= Village Care of New York =

Charity in New York

VillageCare is a community-based, not-for-profit organization serving people with chronic care needs, as well as seniors and individuals in need of continuing care and rehabilitation services.

==History==
VillageCare can trace its origins to their first nursing home on Hudson Street in Greenwich Village, New York. During the early 1970s the owner of the nursing home absconded with the funds.
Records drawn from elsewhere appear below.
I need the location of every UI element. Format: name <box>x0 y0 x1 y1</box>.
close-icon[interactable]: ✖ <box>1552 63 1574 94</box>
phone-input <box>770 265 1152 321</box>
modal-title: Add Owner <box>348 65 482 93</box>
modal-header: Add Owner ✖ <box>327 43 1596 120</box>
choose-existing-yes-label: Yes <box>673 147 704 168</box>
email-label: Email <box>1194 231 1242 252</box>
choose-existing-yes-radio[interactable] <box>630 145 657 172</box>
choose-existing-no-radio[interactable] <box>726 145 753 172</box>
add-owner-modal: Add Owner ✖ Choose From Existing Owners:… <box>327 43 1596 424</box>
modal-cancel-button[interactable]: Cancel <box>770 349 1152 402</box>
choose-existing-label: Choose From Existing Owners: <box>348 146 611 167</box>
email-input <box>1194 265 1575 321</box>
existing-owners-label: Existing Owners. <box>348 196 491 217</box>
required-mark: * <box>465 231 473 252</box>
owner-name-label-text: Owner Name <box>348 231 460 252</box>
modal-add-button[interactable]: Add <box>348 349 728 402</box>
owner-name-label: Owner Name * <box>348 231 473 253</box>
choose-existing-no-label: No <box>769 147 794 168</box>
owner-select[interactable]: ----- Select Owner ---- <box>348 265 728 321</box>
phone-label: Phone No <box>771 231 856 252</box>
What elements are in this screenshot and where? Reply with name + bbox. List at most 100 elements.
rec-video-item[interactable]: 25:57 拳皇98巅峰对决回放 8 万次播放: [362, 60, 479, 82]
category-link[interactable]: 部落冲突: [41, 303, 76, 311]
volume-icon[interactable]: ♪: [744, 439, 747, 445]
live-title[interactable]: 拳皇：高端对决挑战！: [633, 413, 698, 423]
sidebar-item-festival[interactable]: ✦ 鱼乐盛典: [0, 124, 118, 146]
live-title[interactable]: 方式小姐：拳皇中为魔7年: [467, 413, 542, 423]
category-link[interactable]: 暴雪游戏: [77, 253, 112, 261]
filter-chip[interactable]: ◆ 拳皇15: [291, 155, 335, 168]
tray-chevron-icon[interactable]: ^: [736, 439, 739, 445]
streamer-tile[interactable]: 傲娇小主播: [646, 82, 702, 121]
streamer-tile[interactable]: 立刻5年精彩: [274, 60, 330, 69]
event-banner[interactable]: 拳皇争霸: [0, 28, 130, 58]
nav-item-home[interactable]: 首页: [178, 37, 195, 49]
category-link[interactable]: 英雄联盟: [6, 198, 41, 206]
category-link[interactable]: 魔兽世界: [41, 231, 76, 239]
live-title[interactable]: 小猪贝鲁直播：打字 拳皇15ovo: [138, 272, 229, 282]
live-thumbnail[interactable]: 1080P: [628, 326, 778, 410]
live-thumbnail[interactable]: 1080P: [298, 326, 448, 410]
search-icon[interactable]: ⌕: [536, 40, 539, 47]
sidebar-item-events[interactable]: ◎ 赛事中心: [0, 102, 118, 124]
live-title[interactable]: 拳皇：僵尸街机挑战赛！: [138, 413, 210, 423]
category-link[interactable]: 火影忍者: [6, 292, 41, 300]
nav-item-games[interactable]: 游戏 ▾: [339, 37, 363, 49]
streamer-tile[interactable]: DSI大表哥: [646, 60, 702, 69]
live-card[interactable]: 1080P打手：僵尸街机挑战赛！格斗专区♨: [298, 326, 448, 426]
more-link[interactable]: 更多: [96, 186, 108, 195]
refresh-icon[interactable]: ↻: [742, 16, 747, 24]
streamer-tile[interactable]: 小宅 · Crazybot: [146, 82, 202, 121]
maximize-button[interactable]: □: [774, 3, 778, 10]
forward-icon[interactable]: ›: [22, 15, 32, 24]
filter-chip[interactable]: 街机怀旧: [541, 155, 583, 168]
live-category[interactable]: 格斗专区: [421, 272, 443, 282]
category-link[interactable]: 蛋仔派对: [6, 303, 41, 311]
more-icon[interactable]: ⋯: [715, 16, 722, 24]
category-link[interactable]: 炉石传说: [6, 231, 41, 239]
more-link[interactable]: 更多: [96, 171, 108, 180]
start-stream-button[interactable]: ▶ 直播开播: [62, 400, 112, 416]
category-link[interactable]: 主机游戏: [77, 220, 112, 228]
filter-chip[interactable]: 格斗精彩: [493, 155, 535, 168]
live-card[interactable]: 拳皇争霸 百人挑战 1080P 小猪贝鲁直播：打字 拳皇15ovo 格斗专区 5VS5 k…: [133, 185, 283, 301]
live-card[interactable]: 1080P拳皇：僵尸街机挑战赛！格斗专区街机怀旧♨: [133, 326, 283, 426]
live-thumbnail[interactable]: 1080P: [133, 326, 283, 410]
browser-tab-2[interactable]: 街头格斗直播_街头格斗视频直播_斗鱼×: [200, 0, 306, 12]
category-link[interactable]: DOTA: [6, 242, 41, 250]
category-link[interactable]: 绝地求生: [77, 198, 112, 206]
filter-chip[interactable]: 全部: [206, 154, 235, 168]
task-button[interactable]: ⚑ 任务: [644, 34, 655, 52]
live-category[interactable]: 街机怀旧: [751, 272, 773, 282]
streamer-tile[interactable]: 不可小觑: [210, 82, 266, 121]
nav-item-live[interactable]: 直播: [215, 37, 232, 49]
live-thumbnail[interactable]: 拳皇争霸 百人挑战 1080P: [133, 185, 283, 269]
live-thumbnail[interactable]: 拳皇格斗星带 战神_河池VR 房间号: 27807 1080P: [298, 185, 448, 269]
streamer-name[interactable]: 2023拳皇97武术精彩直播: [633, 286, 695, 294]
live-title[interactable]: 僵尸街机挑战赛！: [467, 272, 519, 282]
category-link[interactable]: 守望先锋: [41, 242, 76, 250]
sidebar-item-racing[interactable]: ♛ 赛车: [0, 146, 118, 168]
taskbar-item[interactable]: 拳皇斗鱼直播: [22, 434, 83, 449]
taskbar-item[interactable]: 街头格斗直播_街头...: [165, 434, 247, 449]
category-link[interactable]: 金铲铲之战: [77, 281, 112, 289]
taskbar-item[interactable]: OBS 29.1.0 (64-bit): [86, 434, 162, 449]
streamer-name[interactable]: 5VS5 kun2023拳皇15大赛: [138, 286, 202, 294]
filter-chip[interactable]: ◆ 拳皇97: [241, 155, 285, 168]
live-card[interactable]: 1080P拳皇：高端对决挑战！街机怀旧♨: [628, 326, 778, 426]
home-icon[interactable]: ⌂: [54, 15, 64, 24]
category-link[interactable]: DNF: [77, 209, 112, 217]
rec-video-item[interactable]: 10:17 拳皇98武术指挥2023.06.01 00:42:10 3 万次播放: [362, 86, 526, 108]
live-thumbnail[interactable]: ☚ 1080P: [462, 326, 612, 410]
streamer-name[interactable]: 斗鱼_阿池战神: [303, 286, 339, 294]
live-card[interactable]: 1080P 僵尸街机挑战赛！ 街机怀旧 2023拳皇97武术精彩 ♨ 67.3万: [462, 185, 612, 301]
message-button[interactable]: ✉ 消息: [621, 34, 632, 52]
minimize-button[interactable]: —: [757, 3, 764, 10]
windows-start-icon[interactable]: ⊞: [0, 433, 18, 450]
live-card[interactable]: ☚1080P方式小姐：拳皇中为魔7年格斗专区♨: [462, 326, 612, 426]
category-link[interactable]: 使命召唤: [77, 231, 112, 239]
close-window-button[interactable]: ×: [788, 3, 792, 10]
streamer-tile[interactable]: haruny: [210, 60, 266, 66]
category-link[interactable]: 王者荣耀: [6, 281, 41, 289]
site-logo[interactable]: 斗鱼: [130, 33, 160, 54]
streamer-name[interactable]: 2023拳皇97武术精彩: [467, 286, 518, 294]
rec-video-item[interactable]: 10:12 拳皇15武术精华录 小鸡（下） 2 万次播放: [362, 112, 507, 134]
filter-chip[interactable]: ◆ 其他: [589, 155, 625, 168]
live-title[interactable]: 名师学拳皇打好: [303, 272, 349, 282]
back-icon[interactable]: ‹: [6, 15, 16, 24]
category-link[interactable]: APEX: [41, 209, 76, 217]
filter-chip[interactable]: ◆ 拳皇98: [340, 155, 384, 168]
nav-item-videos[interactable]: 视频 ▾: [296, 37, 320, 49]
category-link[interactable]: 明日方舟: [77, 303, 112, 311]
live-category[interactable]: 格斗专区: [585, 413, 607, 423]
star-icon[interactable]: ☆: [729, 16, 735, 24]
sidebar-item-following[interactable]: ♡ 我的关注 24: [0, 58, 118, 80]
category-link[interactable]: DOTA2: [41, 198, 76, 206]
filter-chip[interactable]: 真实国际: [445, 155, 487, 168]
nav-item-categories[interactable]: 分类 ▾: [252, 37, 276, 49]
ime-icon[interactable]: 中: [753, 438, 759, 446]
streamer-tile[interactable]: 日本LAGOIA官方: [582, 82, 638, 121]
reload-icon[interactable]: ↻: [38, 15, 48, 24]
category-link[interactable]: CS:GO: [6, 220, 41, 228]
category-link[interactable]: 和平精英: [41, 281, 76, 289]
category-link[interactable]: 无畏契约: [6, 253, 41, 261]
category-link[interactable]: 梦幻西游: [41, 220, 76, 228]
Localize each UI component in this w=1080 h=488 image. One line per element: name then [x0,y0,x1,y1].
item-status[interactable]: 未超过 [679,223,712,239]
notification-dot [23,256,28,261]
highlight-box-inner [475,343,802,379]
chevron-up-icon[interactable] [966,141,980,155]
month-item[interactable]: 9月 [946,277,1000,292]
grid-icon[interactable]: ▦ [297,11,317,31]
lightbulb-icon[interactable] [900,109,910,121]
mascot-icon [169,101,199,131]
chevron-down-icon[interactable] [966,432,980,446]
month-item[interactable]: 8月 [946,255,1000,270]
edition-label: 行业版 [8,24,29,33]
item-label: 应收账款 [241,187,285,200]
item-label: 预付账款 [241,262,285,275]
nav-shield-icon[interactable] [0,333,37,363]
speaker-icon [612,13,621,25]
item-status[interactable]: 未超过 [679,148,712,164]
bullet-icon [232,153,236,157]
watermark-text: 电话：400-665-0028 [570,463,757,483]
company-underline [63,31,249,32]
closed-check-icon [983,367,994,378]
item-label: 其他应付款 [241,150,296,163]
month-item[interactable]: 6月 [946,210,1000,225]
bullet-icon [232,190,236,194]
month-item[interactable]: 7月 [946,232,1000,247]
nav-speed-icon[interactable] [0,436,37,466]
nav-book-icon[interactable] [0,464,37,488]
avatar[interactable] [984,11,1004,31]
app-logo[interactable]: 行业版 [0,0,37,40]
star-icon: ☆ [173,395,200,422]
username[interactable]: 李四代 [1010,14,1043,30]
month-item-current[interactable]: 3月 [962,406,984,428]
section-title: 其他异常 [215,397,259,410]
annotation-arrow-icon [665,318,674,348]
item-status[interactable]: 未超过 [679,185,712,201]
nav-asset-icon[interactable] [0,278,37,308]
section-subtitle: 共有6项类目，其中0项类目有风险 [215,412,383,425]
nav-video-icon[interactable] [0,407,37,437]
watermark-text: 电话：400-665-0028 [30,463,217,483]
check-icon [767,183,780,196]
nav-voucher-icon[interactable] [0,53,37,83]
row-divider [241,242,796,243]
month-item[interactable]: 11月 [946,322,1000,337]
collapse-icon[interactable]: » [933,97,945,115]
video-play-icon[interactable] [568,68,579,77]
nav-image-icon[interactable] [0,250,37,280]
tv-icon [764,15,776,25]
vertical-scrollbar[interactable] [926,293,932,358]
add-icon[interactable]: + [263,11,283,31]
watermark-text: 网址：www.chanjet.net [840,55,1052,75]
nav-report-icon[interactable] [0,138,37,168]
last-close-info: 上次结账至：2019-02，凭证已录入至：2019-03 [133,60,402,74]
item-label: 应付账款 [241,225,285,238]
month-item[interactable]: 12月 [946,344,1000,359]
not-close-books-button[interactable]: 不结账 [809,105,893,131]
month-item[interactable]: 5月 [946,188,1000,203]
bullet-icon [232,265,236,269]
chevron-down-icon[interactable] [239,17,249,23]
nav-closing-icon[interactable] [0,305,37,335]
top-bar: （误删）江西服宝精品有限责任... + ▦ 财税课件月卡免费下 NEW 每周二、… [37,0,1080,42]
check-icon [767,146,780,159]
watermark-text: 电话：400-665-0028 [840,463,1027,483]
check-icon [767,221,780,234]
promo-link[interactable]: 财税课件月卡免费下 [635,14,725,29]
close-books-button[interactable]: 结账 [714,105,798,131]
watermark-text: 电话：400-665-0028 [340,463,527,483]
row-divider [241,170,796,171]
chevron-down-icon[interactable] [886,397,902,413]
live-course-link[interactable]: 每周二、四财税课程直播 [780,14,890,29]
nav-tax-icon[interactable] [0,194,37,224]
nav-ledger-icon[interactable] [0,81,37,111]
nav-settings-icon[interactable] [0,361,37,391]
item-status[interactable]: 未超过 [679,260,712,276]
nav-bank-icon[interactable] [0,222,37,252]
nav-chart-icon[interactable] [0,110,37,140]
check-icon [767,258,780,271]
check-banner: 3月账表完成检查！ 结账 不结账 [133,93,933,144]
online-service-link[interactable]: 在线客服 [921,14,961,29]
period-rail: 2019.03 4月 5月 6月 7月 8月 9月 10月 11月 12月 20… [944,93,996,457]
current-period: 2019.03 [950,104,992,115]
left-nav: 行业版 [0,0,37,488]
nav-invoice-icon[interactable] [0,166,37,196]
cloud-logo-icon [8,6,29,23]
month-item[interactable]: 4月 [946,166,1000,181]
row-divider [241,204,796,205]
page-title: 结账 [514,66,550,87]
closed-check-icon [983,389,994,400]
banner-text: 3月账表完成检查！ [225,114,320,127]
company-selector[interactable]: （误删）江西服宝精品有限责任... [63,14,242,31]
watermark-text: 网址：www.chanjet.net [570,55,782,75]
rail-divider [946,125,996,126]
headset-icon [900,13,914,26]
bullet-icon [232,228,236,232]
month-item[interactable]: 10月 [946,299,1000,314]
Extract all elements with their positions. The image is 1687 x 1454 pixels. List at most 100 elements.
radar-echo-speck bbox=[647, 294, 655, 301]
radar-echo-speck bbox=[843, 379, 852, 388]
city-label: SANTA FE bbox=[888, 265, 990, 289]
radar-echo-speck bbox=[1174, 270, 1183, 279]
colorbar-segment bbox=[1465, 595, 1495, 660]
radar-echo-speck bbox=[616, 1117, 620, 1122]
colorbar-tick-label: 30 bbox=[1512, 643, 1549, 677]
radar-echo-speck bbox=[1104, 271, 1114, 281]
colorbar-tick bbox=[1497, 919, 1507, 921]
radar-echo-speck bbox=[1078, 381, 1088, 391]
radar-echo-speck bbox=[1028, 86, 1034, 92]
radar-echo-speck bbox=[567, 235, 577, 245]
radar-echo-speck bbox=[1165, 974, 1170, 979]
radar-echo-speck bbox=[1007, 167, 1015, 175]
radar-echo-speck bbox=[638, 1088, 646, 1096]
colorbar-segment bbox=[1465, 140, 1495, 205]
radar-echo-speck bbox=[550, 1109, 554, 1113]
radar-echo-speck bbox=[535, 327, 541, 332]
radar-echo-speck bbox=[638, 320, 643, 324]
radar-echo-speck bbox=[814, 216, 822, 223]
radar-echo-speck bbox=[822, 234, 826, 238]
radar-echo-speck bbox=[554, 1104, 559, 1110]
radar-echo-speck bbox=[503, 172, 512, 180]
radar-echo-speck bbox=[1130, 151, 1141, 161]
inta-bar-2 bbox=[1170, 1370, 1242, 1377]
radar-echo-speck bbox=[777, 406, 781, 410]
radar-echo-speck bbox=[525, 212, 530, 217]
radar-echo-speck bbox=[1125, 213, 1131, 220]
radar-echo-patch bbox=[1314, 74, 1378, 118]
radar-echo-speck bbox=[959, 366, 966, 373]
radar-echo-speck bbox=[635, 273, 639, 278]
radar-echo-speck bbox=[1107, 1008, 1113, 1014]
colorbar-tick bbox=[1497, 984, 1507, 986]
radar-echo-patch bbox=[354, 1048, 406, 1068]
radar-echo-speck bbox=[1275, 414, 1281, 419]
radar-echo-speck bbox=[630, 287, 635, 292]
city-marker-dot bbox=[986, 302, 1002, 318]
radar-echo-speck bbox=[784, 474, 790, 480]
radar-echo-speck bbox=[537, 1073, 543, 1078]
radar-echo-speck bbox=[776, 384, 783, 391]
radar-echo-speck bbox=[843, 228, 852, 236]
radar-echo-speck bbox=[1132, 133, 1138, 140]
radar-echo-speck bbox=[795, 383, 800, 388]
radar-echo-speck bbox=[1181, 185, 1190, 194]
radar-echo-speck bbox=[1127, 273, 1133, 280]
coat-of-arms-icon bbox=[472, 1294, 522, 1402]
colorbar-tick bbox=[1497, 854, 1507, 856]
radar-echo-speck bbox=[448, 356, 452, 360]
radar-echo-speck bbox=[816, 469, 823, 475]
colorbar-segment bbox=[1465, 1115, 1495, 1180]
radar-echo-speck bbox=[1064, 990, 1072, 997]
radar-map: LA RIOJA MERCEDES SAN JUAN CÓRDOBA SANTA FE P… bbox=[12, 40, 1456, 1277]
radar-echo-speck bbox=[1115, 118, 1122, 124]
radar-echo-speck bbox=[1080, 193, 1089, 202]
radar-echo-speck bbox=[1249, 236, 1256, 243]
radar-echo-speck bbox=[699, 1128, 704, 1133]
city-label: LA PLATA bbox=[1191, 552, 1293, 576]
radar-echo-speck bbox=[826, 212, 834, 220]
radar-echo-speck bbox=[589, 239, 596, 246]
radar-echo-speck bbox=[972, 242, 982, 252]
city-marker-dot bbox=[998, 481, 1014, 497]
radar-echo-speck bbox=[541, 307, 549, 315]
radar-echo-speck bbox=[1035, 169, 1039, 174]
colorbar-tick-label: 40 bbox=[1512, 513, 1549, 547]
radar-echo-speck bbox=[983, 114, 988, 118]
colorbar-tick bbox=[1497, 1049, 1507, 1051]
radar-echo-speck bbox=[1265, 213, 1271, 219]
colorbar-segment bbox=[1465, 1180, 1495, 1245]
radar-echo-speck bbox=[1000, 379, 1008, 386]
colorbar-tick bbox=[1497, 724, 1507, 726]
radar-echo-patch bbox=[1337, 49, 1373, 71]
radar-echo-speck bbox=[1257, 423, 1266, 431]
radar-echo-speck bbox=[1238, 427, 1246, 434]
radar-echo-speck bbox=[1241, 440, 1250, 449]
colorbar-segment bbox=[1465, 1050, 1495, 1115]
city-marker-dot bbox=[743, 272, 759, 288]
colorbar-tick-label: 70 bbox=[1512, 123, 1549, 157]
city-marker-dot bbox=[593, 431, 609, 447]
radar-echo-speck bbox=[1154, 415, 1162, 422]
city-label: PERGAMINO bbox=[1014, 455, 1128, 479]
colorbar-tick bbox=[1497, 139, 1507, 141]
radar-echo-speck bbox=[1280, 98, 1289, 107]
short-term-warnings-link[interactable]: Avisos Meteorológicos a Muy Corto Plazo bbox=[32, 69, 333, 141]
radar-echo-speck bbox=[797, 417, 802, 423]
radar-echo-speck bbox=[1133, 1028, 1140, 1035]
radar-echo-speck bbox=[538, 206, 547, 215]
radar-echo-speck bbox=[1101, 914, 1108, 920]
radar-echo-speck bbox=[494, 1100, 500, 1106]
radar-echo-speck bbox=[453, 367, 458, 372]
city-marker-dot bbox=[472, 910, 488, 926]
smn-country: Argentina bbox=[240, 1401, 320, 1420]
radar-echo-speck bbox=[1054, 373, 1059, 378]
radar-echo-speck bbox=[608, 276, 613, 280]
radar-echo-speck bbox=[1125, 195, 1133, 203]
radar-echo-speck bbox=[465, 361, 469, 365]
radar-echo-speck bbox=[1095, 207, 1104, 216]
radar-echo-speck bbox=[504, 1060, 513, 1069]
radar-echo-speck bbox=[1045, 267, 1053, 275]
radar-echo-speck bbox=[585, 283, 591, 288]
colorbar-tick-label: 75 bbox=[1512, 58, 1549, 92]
The state of New York intervened with the intention of closing the home and transferring the residents to other facilities outside of Greenwich Village. The residents of Greenwich Village rallied to keep the home operating wanting a nursing home in the village for its residents. Led by a core group the volunteers raised money. The largest single donation collected was $20. In fact, over 70% of the money collected was under $20. The group eventually raised enough money to buy the home and keep it running. During the late 1970s when HIV was only spoken about in whispers and called the "gay cancer" the same core group that helped to purchase the nursing home decided to split their focus and to start caring for the residents of Greenwich Village that were afflicted with HIV/AIDS. Once that focus was added VillageCare was formed.

In 2007, it was among over 530 New York City arts and social service institutions to receive part of a $20 million grant from the Carnegie Corporation, which was made possible through a donation by New York City mayor Michael Bloomberg.